Okazało się, że wszystkie te programy były niewarte funta kłaków.

Prawdziwa wojna jest zupełnie inna. Często nie osiąga się w niej wyraźnej wygranej. Czasami obie strony odstępują od walki wyczerpane, krwawiące i pozbawione morale, lecz o żadnym celu lub spłachetku ziemi nie można powiedzieć: „Właśnie to zdobyliśmy za cenę życia dziesięciu tysięcy żołnierzy i marynarzy”. Niekiedy obie strony wpadają w swoisty impas, nie są już w stanie dalej walczyć, ponieważ wykrwawiły się w stopniu uniemożliwiającym dalsze działania wojenne, ale wcześniej poświęciły tak wiele, że nie potrafią się przyznać do porażki. Wycofują się więc do narożników ringu i starają się dojść do siebie na tyle, by dało się stoczyć kolejną rundę.

Właśnie tak stało się na Marsie.

Trzy lata wcześniej spróbowaliśmy odebrać planetę Dryblasom, a oni postanowili ją utrzymać. Ani nam, ani im się nie udało, ale też nikt nie poniósł tak naprawdę klęski. Ofensywa kosztowała ponad dziesięć tysięcy ludzi. Obcy skusili nas do nadmiernego rozciągnięcia linii, a następnie wyłonili się z przygotowanych wcześniej stanowisk pod powierzchnią, wyleźli z rozległej sieci tuneli liczących nawet po kilkaset kilometrów. Opuściliśmy Marsa w samą porę, żeby uratować ponad połowę żołnierzy biorących udział w operacji, lecz zabrakło nam czasu i amunicji, by kontynuować walkę. Ostatecznie zabiliśmy tysiące Dryblasów, spuściliśmy atomówki na wszystkie okręty nasienne, które hodowali pod ziemią, zniszczyliśmy ich terraformery i dzięki setkom nuklearnych głowic bojowych rozpierdzieliliśmy planetę zarówno dla obcych, jak i dla ludzi.

Na Ziemi nie zorganizowano jednak żadnych imprez z sypiącym się konfetti, nie pojawiły się wzruszające materiały pokazujące ocalałych osadników uratowanych przez siły Piechoty Kosmicznej, nie puszczono parady środkiem głównej alei w mieście Olympus. A jedynie pogrzeby ze starannie składanymi flagami i uroczystymi przemowami, które odbyły się dziesięć tysięcy razy we Wspólnocie Północnoamerykańskiej oraz Związku Chińsko-Rosyjskim. Nie przegraliśmy, ale też na pewno nie wygraliśmy. I chociaż nie mogliśmy już korzystać z Czerwonej Planety, wyłączyliśmy ją także dla obcych, co zakończyło ich wtargnięcia w naszą przestrzeń. Jeśli zostały im jakieś okręty nasienne, pospiesznie wycofali je z Układu Słonecznego, ponieważ żadna z naszych jednostek nie natknęła się na nie od czasu drugiej bitwy o Marsa. Po trzech latach niektórzy zaczęli sądzić, że pobiliśmy najeźdźców na dobre, że odpędziliśmy ich, skąd przylecieli.

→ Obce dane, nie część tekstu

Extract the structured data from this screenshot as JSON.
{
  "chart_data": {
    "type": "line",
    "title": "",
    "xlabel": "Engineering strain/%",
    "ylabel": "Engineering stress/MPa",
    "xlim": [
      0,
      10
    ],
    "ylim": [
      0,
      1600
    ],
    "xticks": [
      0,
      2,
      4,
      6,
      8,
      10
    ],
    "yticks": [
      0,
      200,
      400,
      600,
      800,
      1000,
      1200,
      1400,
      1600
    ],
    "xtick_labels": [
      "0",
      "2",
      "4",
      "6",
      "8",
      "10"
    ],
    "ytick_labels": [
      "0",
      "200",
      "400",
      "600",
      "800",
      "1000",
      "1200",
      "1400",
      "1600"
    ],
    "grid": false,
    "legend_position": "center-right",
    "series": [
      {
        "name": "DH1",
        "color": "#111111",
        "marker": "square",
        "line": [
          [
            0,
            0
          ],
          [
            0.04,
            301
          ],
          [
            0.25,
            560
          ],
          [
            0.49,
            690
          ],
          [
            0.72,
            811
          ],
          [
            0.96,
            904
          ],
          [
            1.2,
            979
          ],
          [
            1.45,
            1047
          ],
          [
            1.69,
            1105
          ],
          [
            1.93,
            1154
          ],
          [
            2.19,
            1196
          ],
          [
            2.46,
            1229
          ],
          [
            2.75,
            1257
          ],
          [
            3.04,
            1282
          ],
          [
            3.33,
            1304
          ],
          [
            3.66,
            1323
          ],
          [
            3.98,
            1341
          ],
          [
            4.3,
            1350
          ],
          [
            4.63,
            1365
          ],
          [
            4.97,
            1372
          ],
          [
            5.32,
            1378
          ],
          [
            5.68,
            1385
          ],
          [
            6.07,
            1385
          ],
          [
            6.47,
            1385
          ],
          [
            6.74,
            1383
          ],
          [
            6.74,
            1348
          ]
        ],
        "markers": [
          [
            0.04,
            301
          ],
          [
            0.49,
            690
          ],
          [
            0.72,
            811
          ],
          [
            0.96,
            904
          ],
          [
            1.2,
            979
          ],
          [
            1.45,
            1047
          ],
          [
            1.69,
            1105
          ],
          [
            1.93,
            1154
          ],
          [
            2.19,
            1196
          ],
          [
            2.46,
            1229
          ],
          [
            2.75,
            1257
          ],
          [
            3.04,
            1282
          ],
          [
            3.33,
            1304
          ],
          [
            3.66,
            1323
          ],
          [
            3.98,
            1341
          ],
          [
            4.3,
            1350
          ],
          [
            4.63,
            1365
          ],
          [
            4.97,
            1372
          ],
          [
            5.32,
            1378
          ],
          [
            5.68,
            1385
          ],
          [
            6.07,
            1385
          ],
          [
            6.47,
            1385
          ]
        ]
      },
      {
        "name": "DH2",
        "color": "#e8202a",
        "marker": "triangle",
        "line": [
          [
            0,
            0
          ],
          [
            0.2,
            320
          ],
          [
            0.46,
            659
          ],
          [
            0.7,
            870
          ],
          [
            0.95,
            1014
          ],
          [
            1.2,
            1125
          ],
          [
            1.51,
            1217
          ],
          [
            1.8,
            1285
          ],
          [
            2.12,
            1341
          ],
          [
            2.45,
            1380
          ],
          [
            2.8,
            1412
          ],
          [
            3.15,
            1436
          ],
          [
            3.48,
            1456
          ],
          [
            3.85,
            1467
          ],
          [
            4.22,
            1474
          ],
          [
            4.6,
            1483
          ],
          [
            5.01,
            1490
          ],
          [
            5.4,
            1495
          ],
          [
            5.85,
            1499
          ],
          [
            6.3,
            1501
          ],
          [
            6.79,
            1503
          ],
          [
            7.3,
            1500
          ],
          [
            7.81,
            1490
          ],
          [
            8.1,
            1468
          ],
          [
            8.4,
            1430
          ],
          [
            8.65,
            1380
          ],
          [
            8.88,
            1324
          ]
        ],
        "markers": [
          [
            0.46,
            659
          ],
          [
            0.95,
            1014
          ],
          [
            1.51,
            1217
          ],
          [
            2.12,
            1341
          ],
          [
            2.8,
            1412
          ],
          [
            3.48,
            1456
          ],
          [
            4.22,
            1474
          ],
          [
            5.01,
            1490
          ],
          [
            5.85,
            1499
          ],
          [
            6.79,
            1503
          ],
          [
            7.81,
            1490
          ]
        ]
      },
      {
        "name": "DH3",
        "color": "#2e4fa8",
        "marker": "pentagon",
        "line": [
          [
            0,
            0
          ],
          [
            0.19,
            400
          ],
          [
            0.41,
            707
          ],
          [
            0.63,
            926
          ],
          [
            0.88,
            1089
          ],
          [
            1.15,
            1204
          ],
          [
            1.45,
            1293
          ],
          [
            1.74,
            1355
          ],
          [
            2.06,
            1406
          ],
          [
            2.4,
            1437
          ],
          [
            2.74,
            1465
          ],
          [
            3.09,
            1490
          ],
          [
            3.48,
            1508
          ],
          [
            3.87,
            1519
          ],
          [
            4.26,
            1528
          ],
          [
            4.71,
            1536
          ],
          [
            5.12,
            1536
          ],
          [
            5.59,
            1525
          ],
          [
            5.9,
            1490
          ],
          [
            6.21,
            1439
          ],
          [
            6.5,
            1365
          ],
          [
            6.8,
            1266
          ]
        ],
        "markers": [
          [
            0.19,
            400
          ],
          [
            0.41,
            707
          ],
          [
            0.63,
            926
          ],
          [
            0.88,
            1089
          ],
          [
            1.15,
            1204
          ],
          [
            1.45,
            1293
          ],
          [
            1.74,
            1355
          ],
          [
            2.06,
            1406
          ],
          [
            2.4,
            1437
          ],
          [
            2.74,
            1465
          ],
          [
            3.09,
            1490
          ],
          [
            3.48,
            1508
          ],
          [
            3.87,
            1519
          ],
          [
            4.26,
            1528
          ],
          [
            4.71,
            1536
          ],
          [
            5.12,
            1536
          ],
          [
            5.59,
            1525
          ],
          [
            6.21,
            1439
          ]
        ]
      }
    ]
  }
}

Większość nie miała jednak złudzeń, przygotowywaliśmy się więc do kolejnej rundy. Wszyscy: WPA, ZCR i pozostałe ziemskie sojusze, ciągnęliśmy za linę w tę samą stronę, choć nadal sprzeczaliśmy się i podgryzaliśmy niczym wielka dysfunkcyjna rodzina. Wspólnota straciła bezcennego „Agincourt”, lecz Chino-Rosjanie wciąż mieli „Archangielsk”, poza tym usprawniliśmy rakiety Orion, które pozwoliły nam zlikwidować flotę Dryblasów zgromadzoną wokół Marsa. Mimo że nasze bloki polityczne dawniej zbroiły się na potęgę, okazało się, że zapasy głowic nuklearnych, stosowanych setkami do napędzania Orionów, mogą się zaraz skończyć. Uran i pluton nagle stały się artykułami pierwszej potrzeby, a państwa opróżniły wszelkie zapasy dawnej broni jądrowej. Nasze atomówki poszły na paliwo dla rakiet i wycelowano je teraz w przestrzeń, zamiast w ziemskie miasta, co było jednym z nielicznych pozytywnych efektów ubocznych zagrożenia ze strony Dryblasów.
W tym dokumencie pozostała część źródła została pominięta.